I like being on my own. I also like being in control, what I eat, when I clean. Unfortunately, I still live at home. Dinner is normally ready when I get home. Some may say I’ve got it good, but I’m not always hungry when I walk through the door. I also have to account where I am every night and exactly what time I’ll be home so Mother knows whether to cook for me. I’m not ungrateful but I feel like I have no privacy and can’t make decisions on a whim. God forbid I deviate from the calendar and not follow the system!
I may sound like a social party animal but I’m not. I like time on my own and reading. But in the family home, I don’t always get this privilege. I’m probably coming across as ungrateful. “They’re your family, they care about how you day was.” But the answer is always the same: it was fine. After rough days, I like nothing more than to sit in front of some rubbish on television and forget all about it. If I want to talk, I’ll in the kitchen but my room is my sanctuary. A permission slip is required.

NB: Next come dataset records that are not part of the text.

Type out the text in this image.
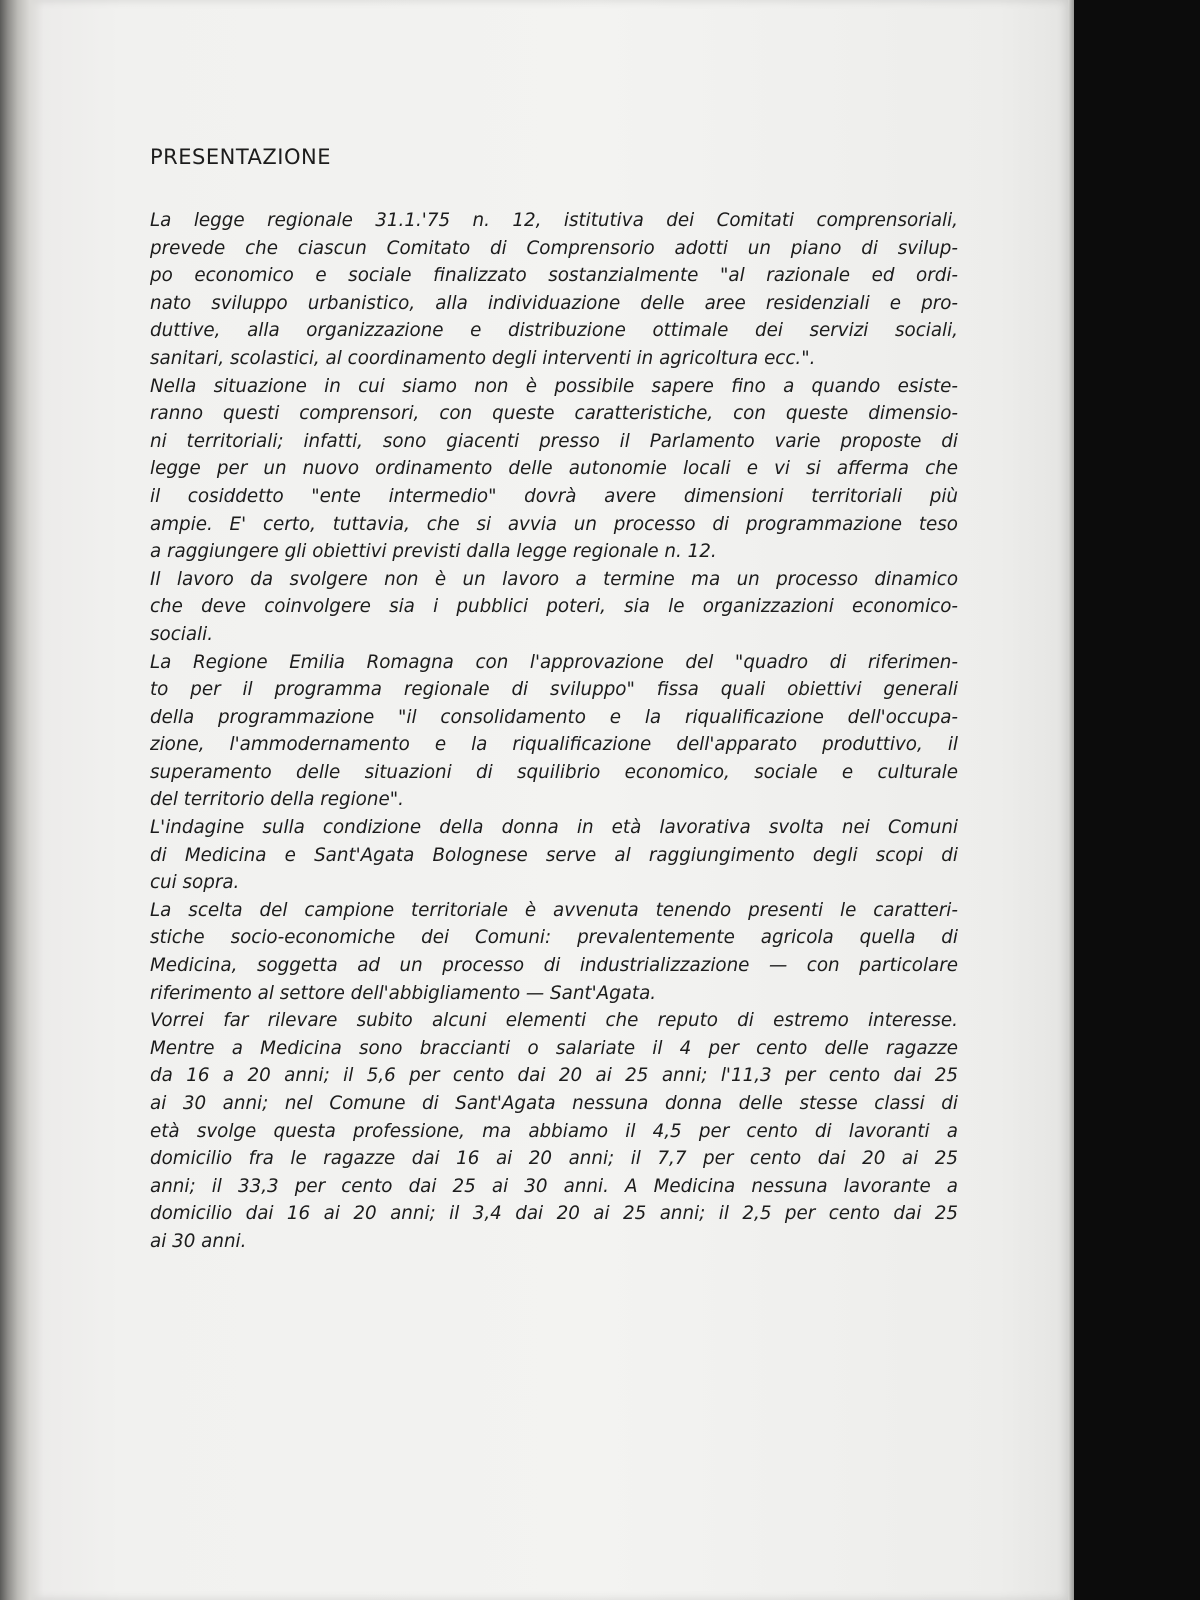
PRESENTAZIONE
La legge regionale 31.1.'75 n. 12, istitutiva dei Comitati comprensoriali,
prevede che ciascun Comitato di Comprensorio adotti un piano di svilup-
po economico e sociale finalizzato sostanzialmente "al razionale ed ordi-
nato sviluppo urbanistico, alla individuazione delle aree residenziali e pro-
duttive, alla organizzazione e distribuzione ottimale dei servizi sociali,
sanitari, scolastici, al coordinamento degli interventi in agricoltura ecc.".
Nella situazione in cui siamo non è possibile sapere fino a quando esiste-
ranno questi comprensori, con queste caratteristiche, con queste dimensio-
ni territoriali; infatti, sono giacenti presso il Parlamento varie proposte di
legge per un nuovo ordinamento delle autonomie locali e vi si afferma che
il cosiddetto "ente intermedio" dovrà avere dimensioni territoriali più
ampie. E' certo, tuttavia, che si avvia un processo di programmazione teso
a raggiungere gli obiettivi previsti dalla legge regionale n. 12.
Il lavoro da svolgere non è un lavoro a termine ma un processo dinamico
che deve coinvolgere sia i pubblici poteri, sia le organizzazioni economico-
sociali.
La Regione Emilia Romagna con l'approvazione del "quadro di riferimen-
to per il programma regionale di sviluppo" fissa quali obiettivi generali
della programmazione "il consolidamento e la riqualificazione dell'occupa-
zione, l'ammodernamento e la riqualificazione dell'apparato produttivo, il
superamento delle situazioni di squilibrio economico, sociale e culturale
del territorio della regione".
L'indagine sulla condizione della donna in età lavorativa svolta nei Comuni
di Medicina e Sant'Agata Bolognese serve al raggiungimento degli scopi di
cui sopra.
La scelta del campione territoriale è avvenuta tenendo presenti le caratteri-
stiche socio-economiche dei Comuni: prevalentemente agricola quella di
Medicina, soggetta ad un processo di industrializzazione — con particolare
riferimento al settore dell'abbigliamento — Sant'Agata.
Vorrei far rilevare subito alcuni elementi che reputo di estremo interesse.
Mentre a Medicina sono braccianti o salariate il 4 per cento delle ragazze
da 16 a 20 anni; il 5,6 per cento dai 20 ai 25 anni; l'11,3 per cento dai 25
ai 30 anni; nel Comune di Sant'Agata nessuna donna delle stesse classi di
età svolge questa professione, ma abbiamo il 4,5 per cento di lavoranti a
domicilio fra le ragazze dai 16 ai 20 anni; il 7,7 per cento dai 20 ai 25
anni; il 33,3 per cento dai 25 ai 30 anni. A Medicina nessuna lavorante a
domicilio dai 16 ai 20 anni; il 3,4 dai 20 ai 25 anni; il 2,5 per cento dai 25
ai 30 anni.
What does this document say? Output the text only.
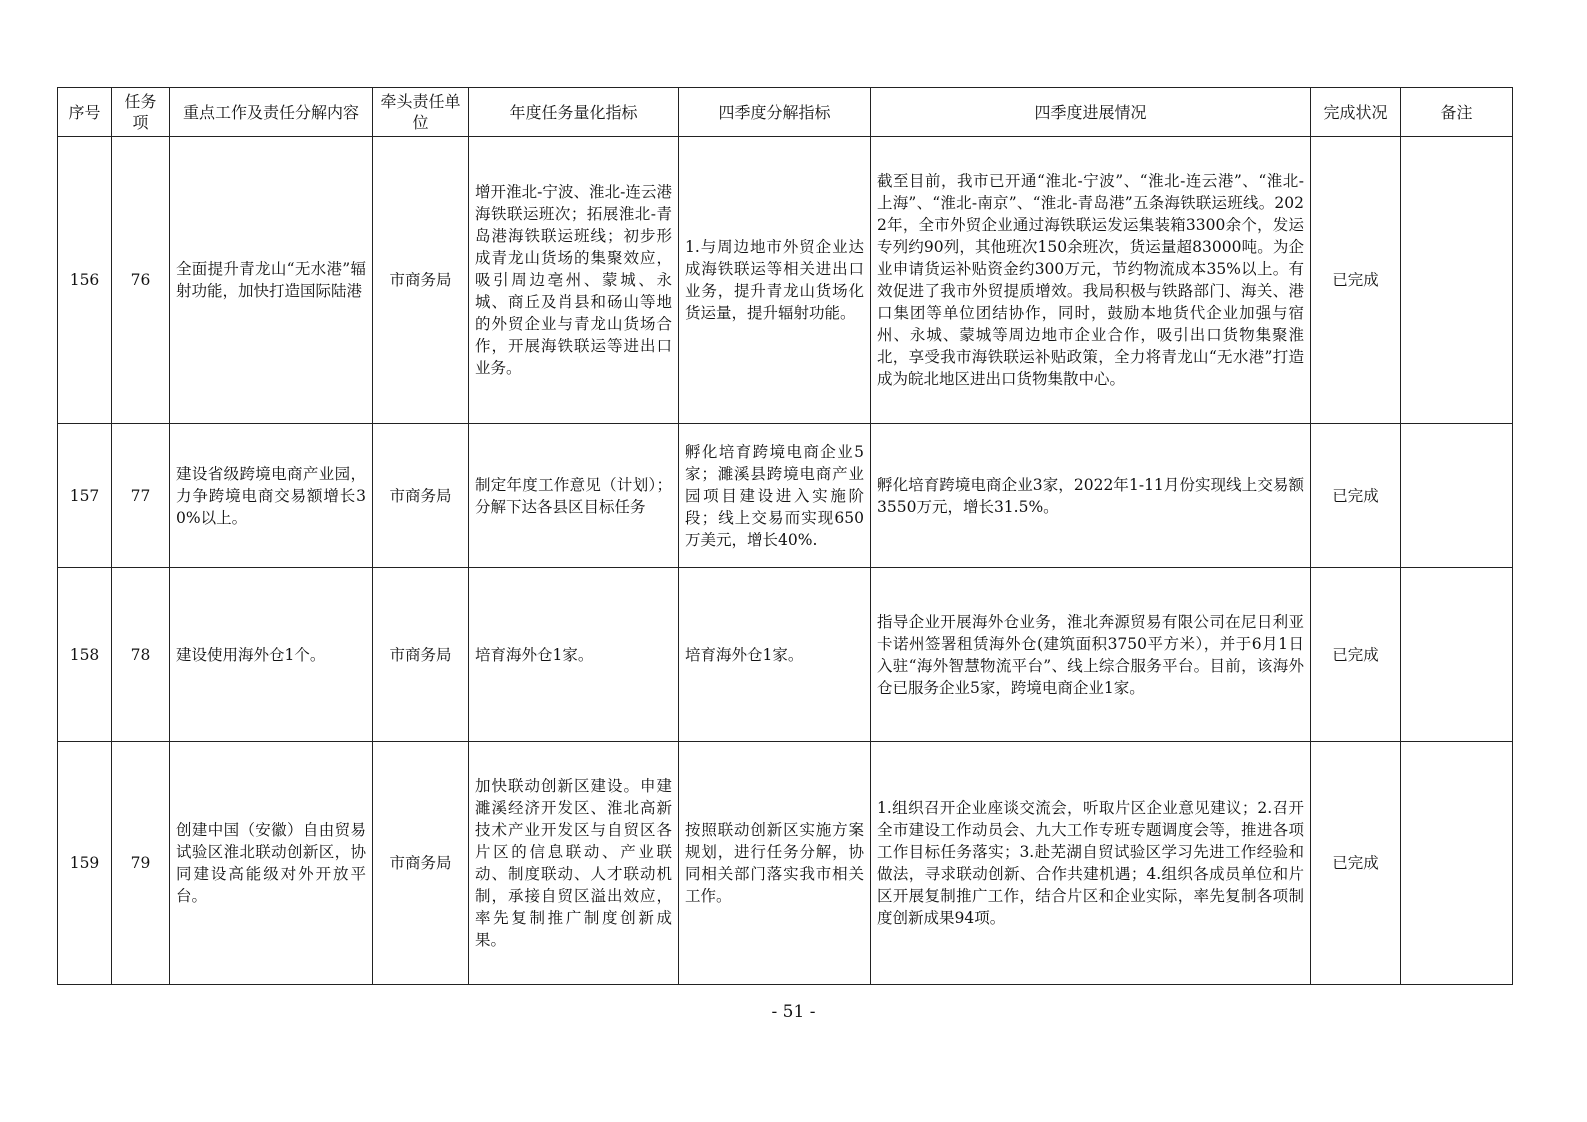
序号	任务项	重点工作及责任分解内容	牵头责任单位	年度任务量化指标	四季度分解指标	四季度进展情况	完成状况	备注
156	76	全面提升青龙山“无水港”辐射功能，加快打造国际陆港	市商务局	增开淮北-宁波、淮北-连云港海铁联运班次；拓展淮北-青岛港海铁联运班线；初步形成青龙山货场的集聚效应，吸引周边亳州、蒙城、永城、商丘及肖县和砀山等地的外贸企业与青龙山货场合作，开展海铁联运等进出口业务。	1.与周边地市外贸企业达成海铁联运等相关进出口业务，提升青龙山货场化货运量，提升辐射功能。	截至目前，我市已开通“淮北-宁波”、“淮北-连云港”、“淮北-上海”、“淮北-南京”、“淮北-青岛港”五条海铁联运班线。2022年，全市外贸企业通过海铁联运发运集装箱3300余个，发运专列约90列，其他班次150余班次，货运量超83000吨。为企业申请货运补贴资金约300万元，节约物流成本35%以上。有效促进了我市外贸提质增效。我局积极与铁路部门、海关、港口集团等单位团结协作，同时，鼓励本地货代企业加强与宿州、永城、蒙城等周边地市企业合作，吸引出口货物集聚淮北，享受我市海铁联运补贴政策，全力将青龙山“无水港”打造成为皖北地区进出口货物集散中心。	已完成	
157	77	建设省级跨境电商产业园，力争跨境电商交易额增长30%以上。	市商务局	制定年度工作意见（计划）；分解下达各县区目标任务	孵化培育跨境电商企业5家；濉溪县跨境电商产业园项目建设进入实施阶段；线上交易而实现650万美元，增长40%.	孵化培育跨境电商企业3家，2022年1-11月份实现线上交易额3550万元，增长31.5%。	已完成	
158	78	建设使用海外仓1个。	市商务局	培育海外仓1家。	培育海外仓1家。	指导企业开展海外仓业务，淮北奔源贸易有限公司在尼日利亚卡诺州签署租赁海外仓(建筑面积3750平方米），并于6月1日入驻“海外智慧物流平台”、线上综合服务平台。目前，该海外仓已服务企业5家，跨境电商企业1家。	已完成	
159	79	创建中国（安徽）自由贸易试验区淮北联动创新区，协同建设高能级对外开放平台。	市商务局	加快联动创新区建设。申建濉溪经济开发区、淮北高新技术产业开发区与自贸区各片区的信息联动、产业联动、制度联动、人才联动机制，承接自贸区溢出效应，率先复制推广制度创新成果。	按照联动创新区实施方案规划，进行任务分解，协同相关部门落实我市相关工作。	1.组织召开企业座谈交流会，听取片区企业意见建议；2.召开全市建设工作动员会、九大工作专班专题调度会等，推进各项工作目标任务落实；3.赴芜湖自贸试验区学习先进工作经验和做法，寻求联动创新、合作共建机遇；4.组织各成员单位和片区开展复制推广工作，结合片区和企业实际，率先复制各项制度创新成果94项。	已完成	
- 51 -
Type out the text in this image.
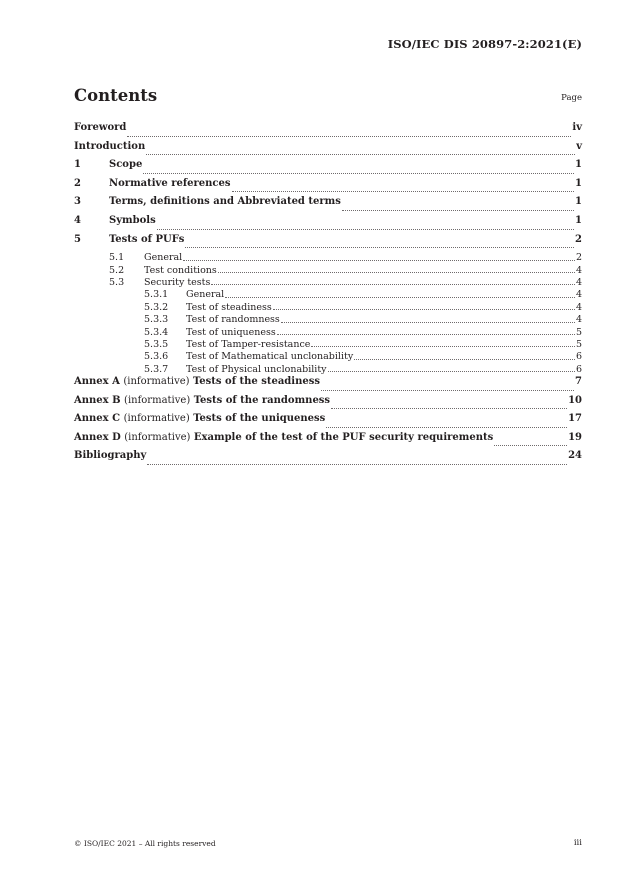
ISO/IEC DIS 20897-2:2021(E)
Contents	Page
Foreword	iv
Introduction	v
1	Scope	1
2	Normative references	1
3	Terms, definitions and Abbreviated terms	1
4	Symbols	1
5	Tests of PUFs	2
5.1	General	2
5.2	Test conditions	4
5.3	Security tests	4
5.3.1	General	4
5.3.2	Test of steadiness	4
5.3.3	Test of randomness	4
5.3.4	Test of uniqueness	5
5.3.5	Test of Tamper-resistance	5
5.3.6	Test of Mathematical unclonability	6
5.3.7	Test of Physical unclonability	6
Annex A (informative) Tests of the steadiness	7
Annex B (informative) Tests of the randomness	10
Annex C (informative) Tests of the uniqueness	17
Annex D (informative) Example of the test of the PUF security requirements	19
Bibliography	24
© ISO/IEC 2021 – All rights reserved	iii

My family have disappeared on holiday and I’ve been left home alone and I couldn’t be happier. Not only can I watch what ever I want on “the downstairs” television and eat what I want. I remember how much I like cooking, but I’m not allowed. In my defence, I offer but they are met with scoffs and eaten with pantomime scenes of dying and choking. This is my idea of a holiday. Two weeks off work, never changing out of my pajamas, doing what I want without having to explain myself. Absolute bliss.